According to Neil Selwyn, it is important to recognize the “social and interaction circumstances in which digital technologies exist and through which they attain their meanings” (Selwyn, 2012, p. 92). Following Selwyn our interest is thus situated in the ways in which ideas about the need and imperatives around digital health are, “formed, reformed, and eventually consolidated into orthodoxies” both inside individual classrooms as well as within the larger policy environment (Player-Koro, Rensfildt, and Selwyn, 2017, p.3). Based on our initial fieldwork we hypothesize that there exist complex policy networks that promote the use of technology in schools and influence educators understanding, use, and implementation of a digitalized version of HPE. However, additional data analysis is needed to confirm this hypotheses, describe the form and function of these partnership arrangement and determine (if appropriate), “how this entrepreneurial work is embedded in the prevailing policy discourses” occurring in schools and professional organizations, and how this work is governing, transforming, or otherwise existing policy and pedagogy (Ball, Maguire, Braun, & Hoskins, 2011, p. 636). This work contributes to scholarship concerned with advancing a more sophisticated theory of the ways in which policy networks and agencies ‘work’ in order to better understand the complex ways that change and continuity occur in formal and informal educational policies. The results of this project will stimulate debate, inform practice and our knowledge about policy creation, its complex sphere of influence, as well as its enactment.

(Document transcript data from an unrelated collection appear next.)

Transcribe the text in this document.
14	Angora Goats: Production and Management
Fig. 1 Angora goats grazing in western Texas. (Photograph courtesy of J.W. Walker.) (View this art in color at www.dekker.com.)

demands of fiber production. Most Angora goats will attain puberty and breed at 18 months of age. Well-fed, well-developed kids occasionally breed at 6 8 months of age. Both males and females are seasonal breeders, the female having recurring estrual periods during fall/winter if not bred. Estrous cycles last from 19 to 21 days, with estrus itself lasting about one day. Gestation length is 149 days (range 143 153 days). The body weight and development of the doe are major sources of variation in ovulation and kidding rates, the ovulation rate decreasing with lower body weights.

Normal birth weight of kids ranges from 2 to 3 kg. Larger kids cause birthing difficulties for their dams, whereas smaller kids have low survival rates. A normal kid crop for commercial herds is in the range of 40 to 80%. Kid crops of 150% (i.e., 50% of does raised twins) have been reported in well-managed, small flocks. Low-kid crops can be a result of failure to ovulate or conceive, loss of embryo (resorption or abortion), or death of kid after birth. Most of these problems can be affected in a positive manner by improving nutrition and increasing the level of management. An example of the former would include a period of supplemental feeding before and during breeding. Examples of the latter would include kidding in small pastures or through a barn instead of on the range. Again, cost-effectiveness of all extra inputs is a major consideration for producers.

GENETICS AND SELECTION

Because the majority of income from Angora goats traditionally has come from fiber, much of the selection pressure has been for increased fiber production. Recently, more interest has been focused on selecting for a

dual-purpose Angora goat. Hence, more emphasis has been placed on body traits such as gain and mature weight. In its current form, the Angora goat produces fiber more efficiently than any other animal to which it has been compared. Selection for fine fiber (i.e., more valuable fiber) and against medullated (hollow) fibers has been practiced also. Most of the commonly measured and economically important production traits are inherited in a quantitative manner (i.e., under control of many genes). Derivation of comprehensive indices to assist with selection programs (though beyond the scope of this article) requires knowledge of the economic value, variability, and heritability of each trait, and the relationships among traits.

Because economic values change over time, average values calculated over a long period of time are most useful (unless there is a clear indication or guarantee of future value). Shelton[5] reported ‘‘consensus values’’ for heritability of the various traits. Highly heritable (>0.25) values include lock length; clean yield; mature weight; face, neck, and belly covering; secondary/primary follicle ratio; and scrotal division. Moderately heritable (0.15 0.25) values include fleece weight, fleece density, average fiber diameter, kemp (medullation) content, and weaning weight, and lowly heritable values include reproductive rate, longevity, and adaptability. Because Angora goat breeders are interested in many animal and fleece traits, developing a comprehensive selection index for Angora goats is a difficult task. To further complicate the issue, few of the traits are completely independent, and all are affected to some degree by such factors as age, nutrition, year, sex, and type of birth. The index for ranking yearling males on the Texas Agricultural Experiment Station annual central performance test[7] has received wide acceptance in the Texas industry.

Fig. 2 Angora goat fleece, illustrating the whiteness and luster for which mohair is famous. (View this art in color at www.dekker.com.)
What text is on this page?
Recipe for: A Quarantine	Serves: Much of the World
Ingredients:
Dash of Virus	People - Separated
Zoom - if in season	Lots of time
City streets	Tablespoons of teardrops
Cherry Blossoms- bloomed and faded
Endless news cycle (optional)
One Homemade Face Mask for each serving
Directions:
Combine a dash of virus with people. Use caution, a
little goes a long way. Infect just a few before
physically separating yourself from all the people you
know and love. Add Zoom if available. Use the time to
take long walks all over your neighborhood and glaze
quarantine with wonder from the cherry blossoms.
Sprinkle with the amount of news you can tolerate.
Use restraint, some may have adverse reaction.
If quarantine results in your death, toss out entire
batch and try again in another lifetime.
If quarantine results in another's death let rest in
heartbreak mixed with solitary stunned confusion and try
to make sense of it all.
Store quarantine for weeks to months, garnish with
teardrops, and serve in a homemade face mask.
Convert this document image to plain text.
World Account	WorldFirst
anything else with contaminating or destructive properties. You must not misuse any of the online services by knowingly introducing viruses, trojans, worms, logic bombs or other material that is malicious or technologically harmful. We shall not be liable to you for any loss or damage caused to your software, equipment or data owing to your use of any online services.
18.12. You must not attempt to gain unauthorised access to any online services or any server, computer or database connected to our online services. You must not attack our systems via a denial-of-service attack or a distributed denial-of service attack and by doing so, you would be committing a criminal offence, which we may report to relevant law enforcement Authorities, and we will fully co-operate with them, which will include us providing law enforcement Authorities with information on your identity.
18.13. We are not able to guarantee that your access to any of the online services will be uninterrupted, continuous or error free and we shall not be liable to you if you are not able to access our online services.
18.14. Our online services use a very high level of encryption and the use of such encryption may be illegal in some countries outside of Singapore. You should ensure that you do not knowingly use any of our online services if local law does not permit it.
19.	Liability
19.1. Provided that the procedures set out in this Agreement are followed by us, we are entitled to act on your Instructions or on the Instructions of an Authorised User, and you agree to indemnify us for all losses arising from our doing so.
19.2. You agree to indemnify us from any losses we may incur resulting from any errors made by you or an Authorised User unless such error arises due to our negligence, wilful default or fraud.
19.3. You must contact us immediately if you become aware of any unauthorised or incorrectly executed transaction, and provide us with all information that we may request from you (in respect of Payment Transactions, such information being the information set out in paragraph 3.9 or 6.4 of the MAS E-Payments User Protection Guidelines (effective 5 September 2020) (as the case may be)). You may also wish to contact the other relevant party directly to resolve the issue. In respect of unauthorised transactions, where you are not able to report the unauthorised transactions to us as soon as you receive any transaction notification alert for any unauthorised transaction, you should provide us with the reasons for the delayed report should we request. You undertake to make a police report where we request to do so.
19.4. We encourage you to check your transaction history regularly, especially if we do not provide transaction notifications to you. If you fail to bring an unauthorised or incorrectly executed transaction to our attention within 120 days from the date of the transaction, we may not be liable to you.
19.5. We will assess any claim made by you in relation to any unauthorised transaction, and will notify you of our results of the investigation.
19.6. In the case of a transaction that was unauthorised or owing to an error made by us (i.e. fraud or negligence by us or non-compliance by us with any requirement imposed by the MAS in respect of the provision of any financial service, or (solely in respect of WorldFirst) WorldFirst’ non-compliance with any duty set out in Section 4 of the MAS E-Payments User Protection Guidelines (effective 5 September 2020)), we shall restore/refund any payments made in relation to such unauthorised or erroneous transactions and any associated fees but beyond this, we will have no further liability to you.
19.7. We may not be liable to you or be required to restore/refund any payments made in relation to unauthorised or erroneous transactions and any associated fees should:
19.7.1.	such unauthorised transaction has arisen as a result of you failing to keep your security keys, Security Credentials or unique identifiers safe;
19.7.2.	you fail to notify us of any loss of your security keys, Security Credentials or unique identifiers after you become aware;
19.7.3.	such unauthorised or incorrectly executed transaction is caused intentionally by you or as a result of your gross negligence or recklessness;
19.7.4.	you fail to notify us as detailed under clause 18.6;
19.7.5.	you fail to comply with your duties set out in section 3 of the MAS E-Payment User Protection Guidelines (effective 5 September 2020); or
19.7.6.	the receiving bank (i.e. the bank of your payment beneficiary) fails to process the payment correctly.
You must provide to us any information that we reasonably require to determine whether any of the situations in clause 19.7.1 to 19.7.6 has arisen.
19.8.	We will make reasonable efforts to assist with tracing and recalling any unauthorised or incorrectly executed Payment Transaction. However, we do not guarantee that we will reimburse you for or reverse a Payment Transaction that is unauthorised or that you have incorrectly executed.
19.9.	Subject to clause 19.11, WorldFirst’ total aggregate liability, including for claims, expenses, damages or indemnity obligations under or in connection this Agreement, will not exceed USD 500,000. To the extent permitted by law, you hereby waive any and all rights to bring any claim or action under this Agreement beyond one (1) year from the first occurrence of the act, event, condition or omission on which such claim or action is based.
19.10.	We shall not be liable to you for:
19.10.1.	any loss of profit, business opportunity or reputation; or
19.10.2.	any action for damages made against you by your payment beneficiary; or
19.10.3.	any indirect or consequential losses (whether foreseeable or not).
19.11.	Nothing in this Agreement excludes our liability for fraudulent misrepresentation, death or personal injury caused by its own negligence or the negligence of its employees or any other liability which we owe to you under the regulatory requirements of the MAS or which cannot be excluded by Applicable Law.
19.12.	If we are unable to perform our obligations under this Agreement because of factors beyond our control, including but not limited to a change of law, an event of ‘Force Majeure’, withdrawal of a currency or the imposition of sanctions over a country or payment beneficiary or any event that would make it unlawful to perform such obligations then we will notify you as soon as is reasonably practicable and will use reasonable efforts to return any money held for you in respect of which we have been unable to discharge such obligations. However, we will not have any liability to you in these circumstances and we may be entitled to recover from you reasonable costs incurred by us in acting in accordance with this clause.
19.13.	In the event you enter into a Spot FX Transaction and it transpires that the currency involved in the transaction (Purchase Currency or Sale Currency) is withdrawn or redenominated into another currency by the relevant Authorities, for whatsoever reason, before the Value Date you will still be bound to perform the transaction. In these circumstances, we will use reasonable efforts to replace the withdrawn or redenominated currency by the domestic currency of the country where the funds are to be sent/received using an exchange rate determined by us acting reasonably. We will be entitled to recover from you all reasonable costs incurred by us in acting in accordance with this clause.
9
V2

Ball, S. J., & Exley, S. (2010). Making policy with ‘good ideas’: Policy networks and the ‘intellectuals’ of New Labour. Journal of education policy, 25(2), 151-169. Ball, S. J., Maguire, M., Braun, A., & Hoskins, K. (2011). Policy actors: Doing policy work in schools. Discourse: Studies in the cultural politics of education, 32(4), 625-639. Ball, S. J. (2012). Global education inc: New policy networks and the neo-liberal imaginary. New York: Routledge. Selwyn, N. (2012). Making sense of young people, education and digital technology: The role of sociological theory. Oxford Review of Education, 38(1), 81-96. Spring, J. (2012). Education networks: Power, wealth, cyberspace, and the digital mind. New York: Routledge.